FOXBOROUGH, Mass. -- Last season, when New England Patriots coach Bill Belichick was asked how much he relies on analytics when deciding to go for it on fourth down or elect for a 2-point conversion, he decisively answered, "less than zero."
Maybe he's suddenly embraced it after all.
Belichick, 68, made a fourth-quarter decision to go for a 2-point conversion that might have seemed puzzling to many in Sunday's 18-12 loss to the Denver Broncos, but it was strongly supported by analytics.
After Cam Newton scored on a 1-yard run to slice the deficit to 18-9 with 8:31 remaining, some might have said the obvious decision would be to kick the extra point and make it a one-possession game. But Belichick chose otherwise.
"We thought it was the best thing to do at that point," he said.
Belichick, as is often the case, didn't elaborate on what could have sparked an educational discussion on strategy. It was a situation similar to what unfolded in the Dallas Cowboys' Week 2 win against the Atlanta Falcons when coach Mike McCarthy went for a 2-point conversion after slicing a deficit to 39-30 with 4:57 remaining in the fourth quarter.
Here's why Belichick's decision is widely supported by sports analytics:
Given the situation the Patriots were in, they probably were going to have to convert a 2-point conversion at some point in the fourth quarter -- whether it was after Newton's touchdown, or the next one they hoped to score.
So the thinking is that it's better for Belichick to find out after the first TD (with 8:31 remaining) if the Patriots are down two scores or one score, and thus, they can adjust their strategy accordingly.
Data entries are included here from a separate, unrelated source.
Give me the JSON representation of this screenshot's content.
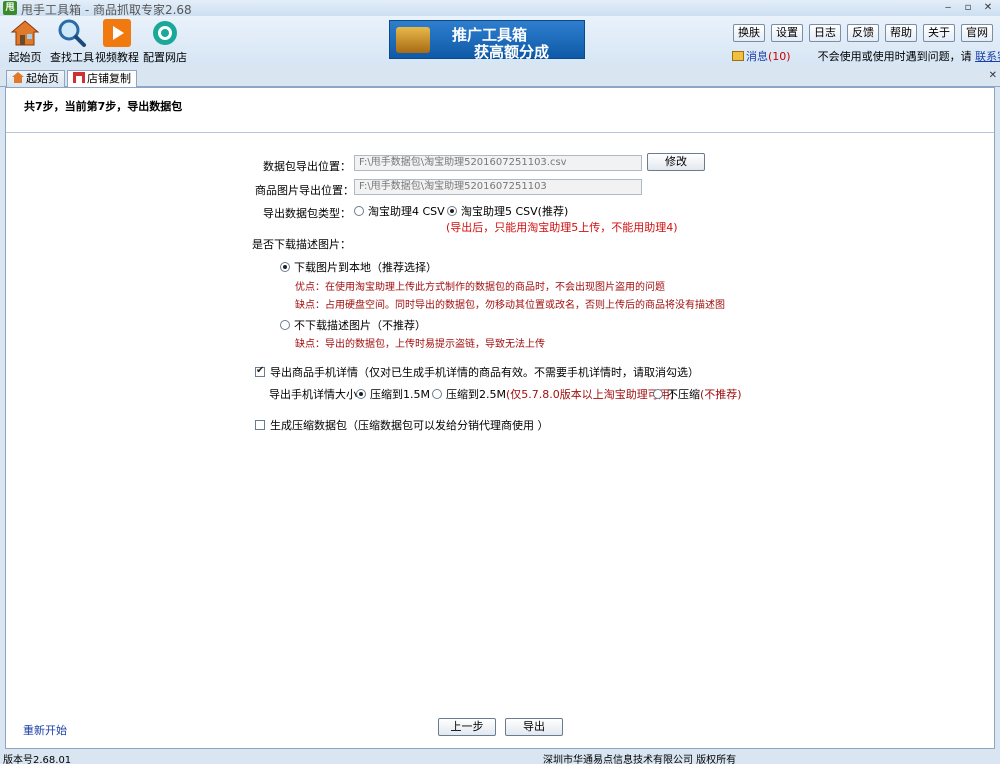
{
  "window": {
    "title": "甩手工具箱 - 商品抓取专家2.68",
    "app_icon_text": "甩",
    "controls": [
      "‒",
      "▫",
      "✕"
    ]
  },
  "toolbar": {
    "tools": [
      {
        "label": "起始页",
        "icon": "home-icon"
      },
      {
        "label": "查找工具",
        "icon": "magnifier-icon"
      },
      {
        "label": "视频教程",
        "icon": "play-icon"
      },
      {
        "label": "配置网店",
        "icon": "gear-icon"
      }
    ],
    "banner": {
      "line1": "推广工具箱",
      "line2": "获高额分成"
    },
    "buttons": [
      "换肤",
      "设置",
      "日志",
      "反馈",
      "帮助",
      "关于",
      "官网"
    ],
    "message_label": "消息",
    "message_count": "(10)",
    "help_text": "不会使用或使用时遇到问题，请",
    "support_link": "联系客服"
  },
  "tabs": [
    {
      "label": "起始页",
      "icon": "home-icon"
    },
    {
      "label": "店铺复制",
      "icon": "shop-icon",
      "active": true
    }
  ],
  "step_text": "共7步，当前第7步，导出数据包",
  "form": {
    "export_path_label": "数据包导出位置：",
    "export_path_value": "F:\\甩手数据包\\淘宝助理5201607251103.csv",
    "modify_button": "修改",
    "image_path_label": "商品图片导出位置：",
    "image_path_value": "F:\\甩手数据包\\淘宝助理5201607251103",
    "package_type_label": "导出数据包类型：",
    "type_option_1": "淘宝助理4 CSV",
    "type_option_2": "淘宝助理5 CSV(推荐)",
    "type_note": "(导出后，只能用淘宝助理5上传，不能用助理4)",
    "download_images_label": "是否下载描述图片：",
    "download_option_1": "下载图片到本地（推荐选择）",
    "pro_text": "优点：在使用淘宝助理上传此方式制作的数据包的商品时，不会出现图片盗用的问题",
    "con_text_1": "缺点：占用硬盘空间。同时导出的数据包，勿移动其位置或改名，否则上传后的商品将没有描述图",
    "download_option_2": "不下载描述图片（不推荐）",
    "con_text_2": "缺点：导出的数据包，上传时易提示盗链，导致无法上传",
    "mobile_detail_check": "导出商品手机详情（仅对已生成手机详情的商品有效。不需要手机详情时，请取消勾选）",
    "mobile_size_label": "导出手机详情大小：",
    "size_option_1": "压缩到1.5M",
    "size_option_2": "压缩到2.5M",
    "size_option_2_note": "(仅5.7.8.0版本以上淘宝助理可用)",
    "size_option_3": "不压缩",
    "size_option_3_note": "(不推荐)",
    "zip_check": "生成压缩数据包（压缩数据包可以发给分销代理商使用 ）"
  },
  "footer": {
    "restart_link": "重新开始",
    "prev_button": "上一步",
    "export_button": "导出"
  },
  "statusbar": {
    "version": "版本号2.68.01",
    "copyright": "深圳市华通易点信息技术有限公司 版权所有"
  }
}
In other words, because their 2-point conversion failed, the Patriots now had the important information they needed to play aggressively, because two scores would be required to win the game.
The alternative, converting a successful point-after attempt, would have left them trailing 18-10 and not knowing if they ultimately needed one score or two. They might have put together a methodical drive to try to tie the score, only to find out they needed two scores all along if they missed the 2-point attempt.
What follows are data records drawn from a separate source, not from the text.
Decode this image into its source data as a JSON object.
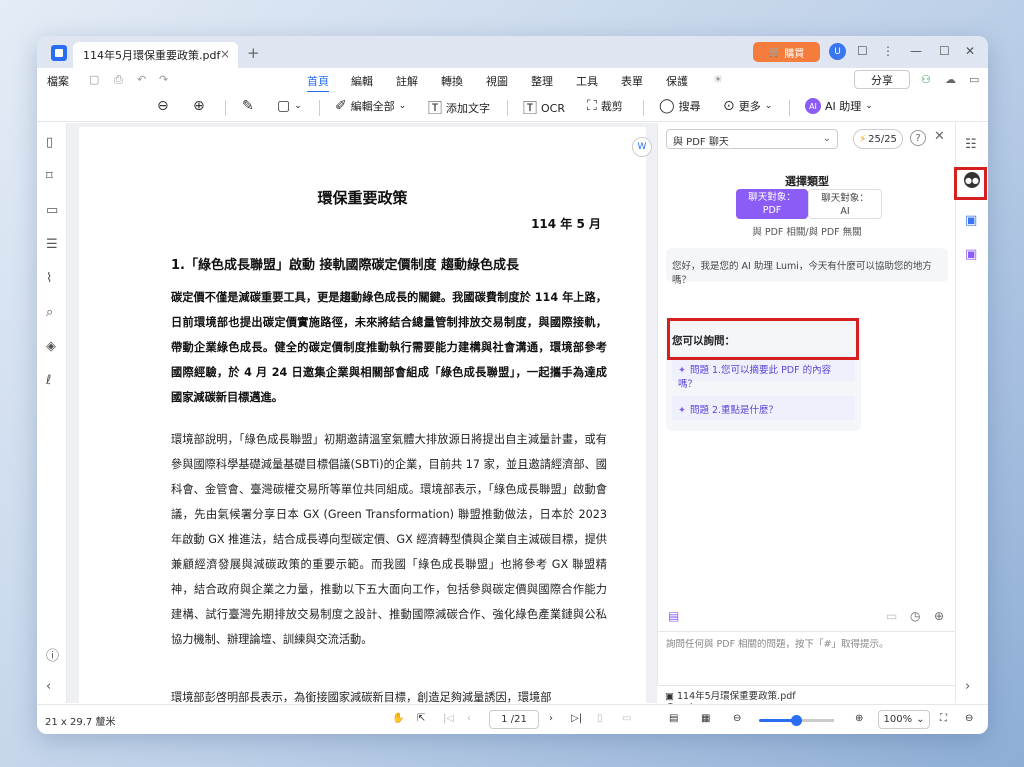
{
  "titlebar": {
    "tab_title": "114年5月環保重要政策.pdf",
    "tab_close": "×",
    "new_tab": "+",
    "buy_label": "購買",
    "window_min": "—",
    "window_max": "☐",
    "window_close": "✕"
  },
  "menubar": {
    "file": "檔案",
    "items": [
      "首頁",
      "編輯",
      "註解",
      "轉換",
      "視圖",
      "整理",
      "工具",
      "表單",
      "保護"
    ],
    "active": "首頁",
    "share": "分享"
  },
  "toolbar": {
    "edit_all": "編輯全部",
    "add_text": "添加文字",
    "ocr": "OCR",
    "crop": "裁剪",
    "search": "搜尋",
    "more": "更多",
    "ai_assistant": "AI 助理"
  },
  "document": {
    "title": "環保重要政策",
    "date": "114 年 5 月",
    "heading": "1.「綠色成長聯盟」啟動 接軌國際碳定價制度 趨動綠色成長",
    "para1": "碳定價不僅是減碳重要工具，更是趨動綠色成長的關鍵。我國碳費制度於 114 年上路，日前環境部也提出碳定價實施路徑，未來將結合總量管制排放交易制度，與國際接軌，帶動企業綠色成長。健全的碳定價制度推動執行需要能力建構與社會溝通，環境部參考國際經驗，於 4 月 24 日邀集企業與相關部會組成「綠色成長聯盟」，一起攜手為達成國家減碳新目標邁進。",
    "para2": "環境部說明，「綠色成長聯盟」初期邀請溫室氣體大排放源日將提出自主減量計畫，或有參與國際科學基礎減量基礎目標倡議(SBTi)的企業，目前共 17 家，並且邀請經濟部、國科會、金管會、臺灣碳權交易所等單位共同組成。環境部表示，「綠色成長聯盟」啟動會議，先由氣候署分享日本 GX (Green Transformation) 聯盟推動做法，日本於 2023 年啟動 GX 推進法，結合成長導向型碳定價、GX 經濟轉型債與企業自主減碳目標，提供兼顧經濟發展與減碳政策的重要示範。而我國「綠色成長聯盟」也將參考 GX 聯盟精神，結合政府與企業之力量，推動以下五大面向工作，包括參與碳定價與國際合作能力建構、試行臺灣先期排放交易制度之設計、推動國際減碳合作、強化綠色產業鏈與公私協力機制、辦理論壇、訓練與交流活動。",
    "para3": "環境部彭啓明部長表示，為銜接國家減碳新目標，創造足夠減量誘因，環境部"
  },
  "chat": {
    "mode_select": "與 PDF 聊天",
    "quota": "25/25",
    "choose_type": "選擇類型",
    "type_pdf_line1": "聊天對象：",
    "type_pdf_line2": "PDF",
    "type_ai_line1": "聊天對象：",
    "type_ai_line2": "AI",
    "type_caption": "與 PDF 相關/與 PDF 無關",
    "greeting": "您好，我是您的 AI 助理 Lumi，今天有什麼可以協助您的地方嗎？",
    "ask_title": "您可以詢問：",
    "question1": "問題 1.您可以摘要此 PDF 的內容嗎？",
    "question2": "問題 2.重點是什麼？",
    "input_placeholder": "詢問任何與 PDF 相關的問題，按下「#」取得提示。",
    "file_name": "114年5月環保重要政策.pdf"
  },
  "statusbar": {
    "page_size": "21 x 29.7 釐米",
    "page_indicator": "1 /21",
    "zoom": "100%"
  },
  "colors": {
    "accent": "#2a6df5",
    "ai_purple": "#8b5cf6",
    "highlight_red": "#d61f1f",
    "buy_orange": "#f47c3c"
  }
}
Whether one agrees or not, that is the essence of what Belichick was considering in a surprisingly disappointing day for him and his team.
Last year, when the topic of sports analytics was broached with Belichick, he called his approach more of "an individual analysis based on the things that are pertinent to that game and that situation." He added that analytics are "not really my thing" before cracking, "I like math, by the way."
The decision to go for 2 wasn't Belichick's only fourth-quarter call under the microscope.
Not throwing a challenge flag on running back James White's 2-yard run on third-and-3 early in the fourth quarter with New England trailing 18-3 -- a play that was run in the direction of the Patriots' sideline -- seemed puzzling.
Officials appeared to incorrectly spot the ball short of the first-down marker, and despite the Patriots still having all three timeouts, Belichick kept the challenge flag in his sock. This seemed like a notable breakdown in whatever internal process Belichick has instituted for challenges (e.g. Ernie Adams calling down from upstairs, etc.).
Asked after the game if he thought about challenging the spot, Belichick simply said, "No, not really."
When he watches the replay, he might reconsider why that was the decision, and decide if there is something that can be done to avoid a similar situation in the future.
Asked late Monday afternoon if he feels good about the team's internal process with challenges, Belichick said: "Yeah, I do. It's nice to be able to sit up there and watch replay after replay and have unlimited challenges, but that's not just the way it is. We don't have unlimited challenges. We challenged the touchdown -- the quarterback sneak on the touchdown. We thought that was enough to overturn it."
Another questionable decision by Belichick came late in the third quarter when he declined an illegal-hands-to-the-face penalty on third down that would have pushed the Broncos out of field-goal range. Instead, kicker Brandon McManus, who was hot, drilled a 54-yard field goal to increase Denver's lead to 18-3.
"That's right on the edge there, it could have gone either way. We went with what we went with, and they made a good kick," Belichick said.
An argument could also be made that Belichick could have challenged Tim Patrick's 35-yard catch on third-and-21 in the third quarter. Patrick might not have gotten his second foot in bounds.
It was reflective of a day in which the Patriots needed to tighten things up -- on the field, and extending to the head coach on the sideline.
"There are a lot of close plays out there," Belichick said. "If you challenge all of them, then you run out of timeouts, run out of challenges and everything else. You have to pick out the ones that you think are the right ones and [it's] certainly an unscientific process. I feel like we take the information and do the best we can. I'm sure it could be done better. I'm sure other people could manage it better, but we'll just do the best we can."